Кроме того, я не люблю копаться в архивах, ломать голову над начертанием буквы, значением того или иного слова. Не придаю такого уж большого значения отдельным словам… И отдельным личностям. Впрочем, о значении личности в истории будет еще много сказано здесь.
А Тихомиров любил архивы. С наслаждением вчитывался в старинные манускрипты, размышлял о словах, буквах, почерках. Радовался, установив, кто именно входил в посольство, сосватавшее Софью, принцессу Ангальт-Цербсткую за цесаревича Петра. Гордился, сумевши доказать, что курносый Павел I был не сыном этого богом убитого Петра и даже не сыном графа Салтыкова, а вовсе – ребенком, привезенным из деревни. С пренебрежением говорил о тех, кто рассуждает о XVIII веке вообще, не раскопав ни единого неопубликованного документа.
Так бы и трудился он мирно в архиве, разбирая чужие письма двухсотлетней давности, если бы не вмешался директор института, человек активный, речистый, любитель не писать, но давать советы, из таких, кто, выходя на трибуну, еще не знает, что скажет, а сходит под гром аплодисментов. (Всю жизнь завидовал такому таланту.) И вот в одной из своих импровизаций он разгромил Тихомирова, попрекнул в том, что он увлекается публикацией давнишних сплетен в ученых записках, зря занимает печатные листы, вообще отклоняется от исторического материализма. Ведь всем известно, что личность – песчинка, а история – могучий поток, песчинку она уносит в своем течении, даже не замечая.
Тихомирову пришлось отстаивать свое право на публикацию документов, доказывать, что личность не песчинка, особенно если ей дана власть, что Петр, например, вздернул Россию на дыбы, и неведомо, куда бы он загнал ее, если бы скакал еще десяток лет.

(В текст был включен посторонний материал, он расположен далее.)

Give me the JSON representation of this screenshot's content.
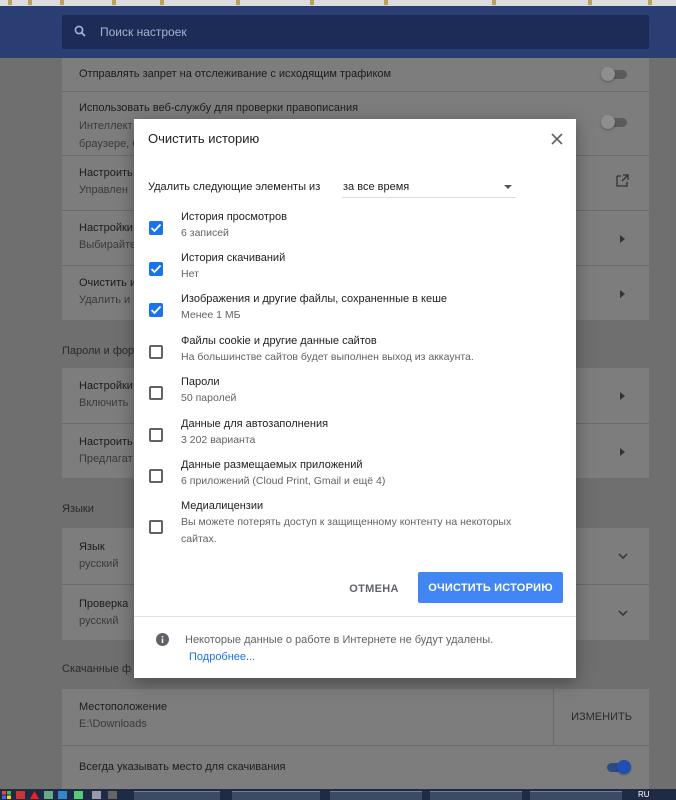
{
  "search": {
    "placeholder": "Поиск настроек"
  },
  "settings": {
    "privacy": [
      {
        "title": "Отправлять запрет на отслеживание с исходящим трафиком",
        "sub": ""
      },
      {
        "title": "Использовать веб-службу для проверки правописания",
        "sub": "Интеллект",
        "sub2": "браузере, G"
      },
      {
        "title": "Настроить",
        "sub": "Управлен"
      },
      {
        "title": "Настройки",
        "sub": "Выбирайте"
      },
      {
        "title": "Очистить и",
        "sub": "Удалить и"
      }
    ],
    "passwords_section": "Пароли и фор",
    "passwords": [
      {
        "title": "Настройки",
        "sub": "Включить"
      },
      {
        "title": "Настроить",
        "sub": "Предлагат"
      }
    ],
    "languages_section": "Языки",
    "languages": [
      {
        "title": "Язык",
        "sub": "русский"
      },
      {
        "title": "Проверка",
        "sub": "русский"
      }
    ],
    "downloads_section": "Скачанные ф",
    "downloads": {
      "location_label": "Местоположение",
      "location_value": "E:\\Downloads",
      "change_button": "ИЗМЕНИТЬ",
      "ask_label": "Всегда указывать место для скачивания"
    }
  },
  "dialog": {
    "title": "Очистить историю",
    "range_label": "Удалить следующие элементы из",
    "range_value": "за все время",
    "items": [
      {
        "label": "История просмотров",
        "detail": "6 записей",
        "checked": true
      },
      {
        "label": "История скачиваний",
        "detail": "Нет",
        "checked": true
      },
      {
        "label": "Изображения и другие файлы, сохраненные в кеше",
        "detail": "Менее 1 МБ",
        "checked": true
      },
      {
        "label": "Файлы cookie и другие данные сайтов",
        "detail": "На большинстве сайтов будет выполнен выход из аккаунта.",
        "checked": false
      },
      {
        "label": "Пароли",
        "detail": "50 паролей",
        "checked": false
      },
      {
        "label": "Данные для автозаполнения",
        "detail": "3 202 варианта",
        "checked": false
      },
      {
        "label": "Данные размещаемых приложений",
        "detail": "6 приложений (Cloud Print, Gmail и ещё 4)",
        "checked": false
      },
      {
        "label": "Медиалицензии",
        "detail": "Вы можете потерять доступ к защищенному контенту на некоторых",
        "detail2": "сайтах.",
        "checked": false
      }
    ],
    "cancel_label": "ОТМЕНА",
    "clear_label": "ОЧИСТИТЬ ИСТОРИЮ",
    "footer_text": "Некоторые данные о работе в Интернете не будут удалены.",
    "footer_link": "Подробнее..."
  },
  "taskbar": {
    "lang": "RU"
  },
  "colors": {
    "accent": "#1a73e8",
    "button": "#4285f4",
    "header": "#2b3e73"
  }
}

А директор стоял на своем. Директор говорил, что история идет своим чередом, конь вечно на дыбах стоять не может, его и опустили на четыре ноги наследники Петра… может быть, и гарцевать незачем было. Река течет под уклон, история движется своим чередом, закономерно.
Тихомиров все упрямился. Он уважал детали, искал важные детали. И сравнение с рекой его не убедило.
Да, река течет под уклон, но по какому руслу. Русла-то разные.
К сожалению, доказать он не мог ничего. История однозначна. Река себе течет… могла ли свернуть? Не свернула.
Как хорошо было бы, если бы где-то разыгрывались варианты.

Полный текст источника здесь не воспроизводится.